The Pre-Budget Report provides a further £400 million to support business investment in low-carbon growth and help households reduce energy costs. Combined with policies announced since September 2008, the Government estimates that this could support over £15 billion of additional public and private investment in the low-carbon and energy sectors over the next three years.

Who will it affect?

Corporates

  • Additional support for offshore wind projects accredited from April 2010 to March 2014 via the Renewables Obligation (more details below);
  • Increasing the reduced rate of climate change levy (CCL) for sectors in the climate change agreement (CCA) scheme from 20 to 35% across all taxable commodities (ie lowering the discount from 80 to 65%) enabling the CCA scheme to continue to operate within the EU framework for energy, and extending CCAs to the plastics and laundries sectors;
  • Doubling to four the UK's commitment to fund carbon capture and storage demonstration projects via contributions from electricity suppliers;
  • Establishing Infrastructure UK to leverage further investment in low-carbon projects including by: investing €100 million in a European Investment Bank-led fund to deploy up to €1.5 billion of equity and €5 billion of debt in low-carbon infrastructure (including the London Array offshore wind farm); and considering the case for a low-carbon investment institution;
  • £120 million for low-carbon industries in the UK, including £50 million to invest in the development of the UK offshore wind industry, which involves funding for new manufacturing and testing facilities (eg £15 million for the New and Renewable Energy Centre in Northumberland to develop a world-leading UK capability for the testing of wind turbine blades, enabling businesses in the supply chain to gain affordable access to testing facilities) and £40 million support for low-carbon technologies; and
  • Exempting electric cars from company car tax (CCT) for 5 years from 2010, extending CCT bandings in 2012, exempting electric vans from van benefit charge for 5 years and introducing a 100% first-year allowance for business expenditure on electric vans.

Individuals

  • Confirming that the income received by those who generate small-scale renewable electricity for their home through the clean energy cash-back scheme (ie feed in tariffs), worth on average £900 in 2010, will be tax free;
  • £200 million to improve energy efficiency and tackle fuel poverty by: offering £400 for up to 125,000 households to upgrade their old boilers to the latest efficient models with a greener boiler incentive; and providing extra resources for Warm Front to help 75,000 of the most vulnerable households with heating and insulation;
  • Helping one million more vulnerable households with discounts on their energy bills by increasing support provided by energy companies from £150 million to £300 million by 2013-14; and
  • Increasing support for low-carbon vehicles through exempting electric cars from company car tax from 2010, introducing a 100% first-year allowance for electric vans, and investing a further £30 million on low-carbon transport projects

Renewables Obligation for Offshore Wind

When first announced in April's Budget, the increase from 1.5 ROCs to 2.0 ROCs for every megawatt hour of energy from offshore wind farms applied only to projects reaching financial close in the financial year 2009-2010, falling back to 1.75 ROCs for projects reaching financial close in 2010-11. Today's announcement extends the entitlement to double ROCs for future projects accredited before March 2014 and is designed to support a target of 3 gigawatts of investment in offshore wind, thereby contributing to the achievement of the UK's renewable energy target.

Our view

There were a number of positive measures to encourage investment in renewable energy and low carbon infrastructure, with offshore wind being a key focus.

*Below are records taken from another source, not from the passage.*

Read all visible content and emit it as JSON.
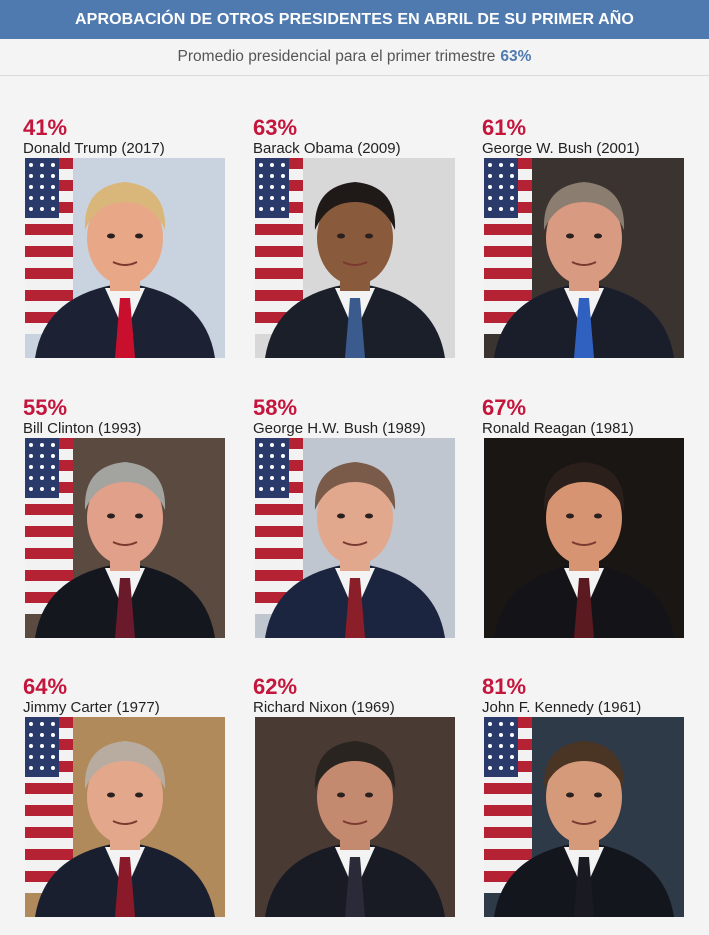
{
  "header": {
    "title": "APROBACIÓN DE OTROS PRESIDENTES EN ABRIL DE SU PRIMER AÑO"
  },
  "subheader": {
    "text": "Promedio presidencial para el primer trimestre",
    "average": "63%"
  },
  "chart_data": {
    "type": "table",
    "title": "APROBACIÓN DE OTROS PRESIDENTES EN ABRIL DE SU PRIMER AÑO",
    "subtitle": "Promedio presidencial para el primer trimestre 63%",
    "average_value": 63,
    "categories": [
      "Donald Trump (2017)",
      "Barack Obama (2009)",
      "George W. Bush (2001)",
      "Bill Clinton (1993)",
      "George H.W. Bush (1989)",
      "Ronald Reagan (1981)",
      "Jimmy Carter (1977)",
      "Richard Nixon (1969)",
      "John F. Kennedy (1961)"
    ],
    "values": [
      41,
      63,
      61,
      55,
      58,
      67,
      64,
      62,
      81
    ]
  },
  "presidents": [
    {
      "pct": "41%",
      "name": "Donald Trump (2017)",
      "bg": "#c9d3df",
      "hair": "#d9b77a",
      "skin": "#e8a888",
      "suit": "#1c2233",
      "tie": "#c8102e",
      "flag": true
    },
    {
      "pct": "63%",
      "name": "Barack Obama (2009)",
      "bg": "#d8d8d8",
      "hair": "#1f1a17",
      "skin": "#8a5a3c",
      "suit": "#1b1f2a",
      "tie": "#3b5b8f",
      "flag": true
    },
    {
      "pct": "61%",
      "name": "George W. Bush (2001)",
      "bg": "#3a3330",
      "hair": "#8b7d70",
      "skin": "#d89a80",
      "suit": "#1a1d2a",
      "tie": "#3060c0",
      "flag": true
    },
    {
      "pct": "55%",
      "name": "Bill Clinton (1993)",
      "bg": "#5a4a40",
      "hair": "#a3a3a0",
      "skin": "#e0a08a",
      "suit": "#15171f",
      "tie": "#6a1a2a",
      "flag": true
    },
    {
      "pct": "58%",
      "name": "George H.W. Bush (1989)",
      "bg": "#bfc6d0",
      "hair": "#7a5a48",
      "skin": "#e2a88e",
      "suit": "#1c2540",
      "tie": "#8a1f2a",
      "flag": true
    },
    {
      "pct": "67%",
      "name": "Ronald Reagan (1981)",
      "bg": "#1a1614",
      "hair": "#2a1f1a",
      "skin": "#d69472",
      "suit": "#141418",
      "tie": "#5a1a20",
      "flag": false
    },
    {
      "pct": "64%",
      "name": "Jimmy Carter (1977)",
      "bg": "#b08a5a",
      "hair": "#b8aca0",
      "skin": "#e3a88c",
      "suit": "#1a1f30",
      "tie": "#8a1a2a",
      "flag": true
    },
    {
      "pct": "62%",
      "name": "Richard Nixon (1969)",
      "bg": "#4a3a34",
      "hair": "#2a2420",
      "skin": "#c48a70",
      "suit": "#181a24",
      "tie": "#2a2a38",
      "flag": false
    },
    {
      "pct": "81%",
      "name": "John F. Kennedy (1961)",
      "bg": "#2e3a48",
      "hair": "#4a3424",
      "skin": "#d49a7a",
      "suit": "#14161e",
      "tie": "#1a1a22",
      "flag": true
    }
  ]
}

The extension of the window for the additional support available for offshore wind farms currently commencing construction, in particular, is a welcome boost for the offshore wind industry and provides project developers with a firmer basis with which to progress projects through the planning cycle.

In addition, the UK offshore wind industry will benefit from £50 million of funding including investment in new manufacturing and testing facilities, the benefit of which will be felt when the demand for turbines has increased following the anticipated economic recovery.

At the other end of the spectrum, there is an income tax exemption for individuals who generate small scale renewable power mainly for their own use. Today's announcement will ensure the feed-in tariffs they receive, worth on average £900 pounds a year, will not be subject to income tax.

Whilst the changes are welcome, they do add to the complexity of the various incentives available for renewable energy investment. We now have ROCs, regulation, feed in tariffs and tax exemptions, all of which make it harder for investors to understand and take advantage of these. In addition, in contrast to the many positive measures introduced, the increased rate of CCL for sectors in the CCA scheme from 20 to 35% across all taxable commodities was unexpected by many and is expected to raise an additional £50 million per year. This will particularly affect large emitters, eg the steel industry for whom the benefits of CCAs can be significant.